Fuck ! J’étais attaché. Je voulus crier mais rien ne sortit. Je devinais les relents de mon haleine, un filet de bave coulait sur ma joue et je peinais à avaler. Je n’arrivais pas à déglutir : un morceau de tissu m’obstruait la bouche ! De grosses gouttes de transpiration déjà froides glissaient sur mes flancs. J’avais peur. Le chasseur était devenu proie.
En un instant, mon système nerveux repartit enfin sous l’effet de l’adrénaline. J’ouvris les yeux. La lumière blanche, forte, provenait des dalles dans le faux plafond. Une fois habitué, je balayai la pièce du regard : un immense plan de travail en inox occupait le centre, entouré de fourneaux et d’éviers. Les murs de céramique étaient recouverts d’armoires elles aussi en acier inoxydable. J’étais dans la cuisine d’un restaurant.
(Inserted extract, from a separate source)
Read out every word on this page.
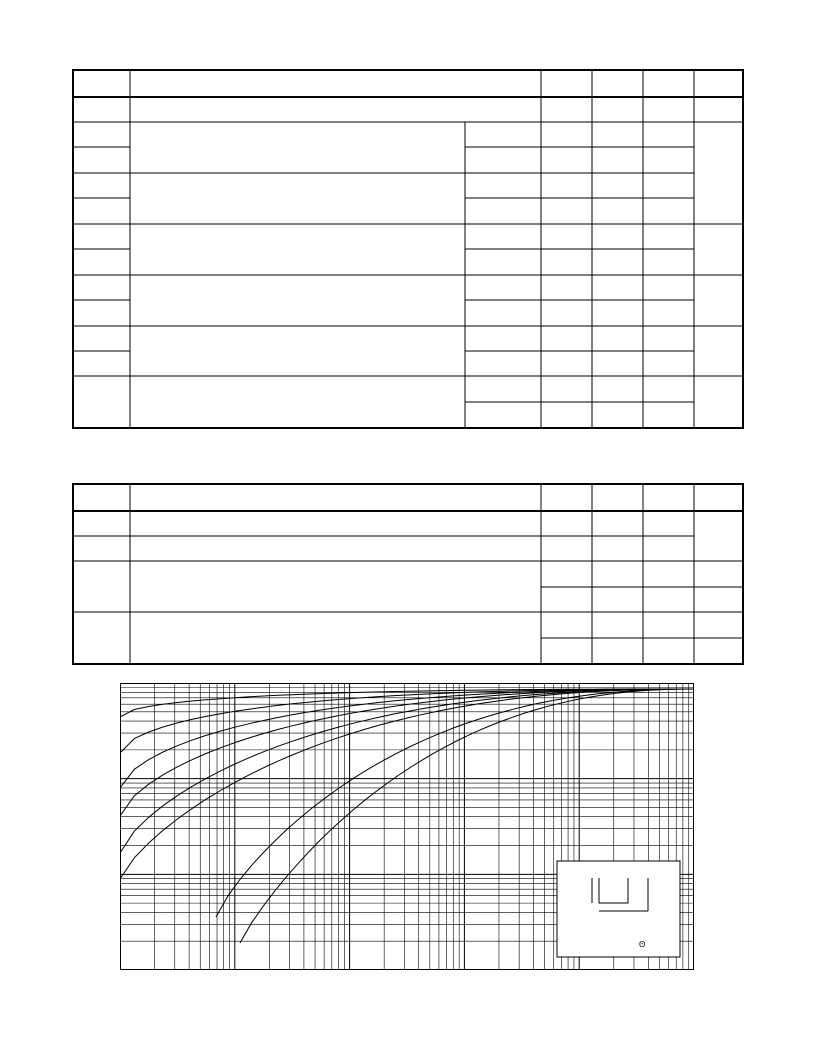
Θ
Mes muscles commençaient à s’ankyloser, je me mis donc à bouger comme je pouvais. Les fers de mes santiags claquèrent sur les carreaux. Hunter sortit de la chambre froide, une caisse dans les mains.
— Tiens, mon beau cavalier se réveille.
J’allais lui demander ce qu’il se passait quand un géant recouvert d’un immense tablier de caoutchouc noir apparut. On ne voyait dépasser que son cou de taureau surmonté d’une petite tête, et des bras comme des jambons. Il portait un énorme appareil de cuisine entouré d’un plastique translucide qu’il déposa sur le plan de travail.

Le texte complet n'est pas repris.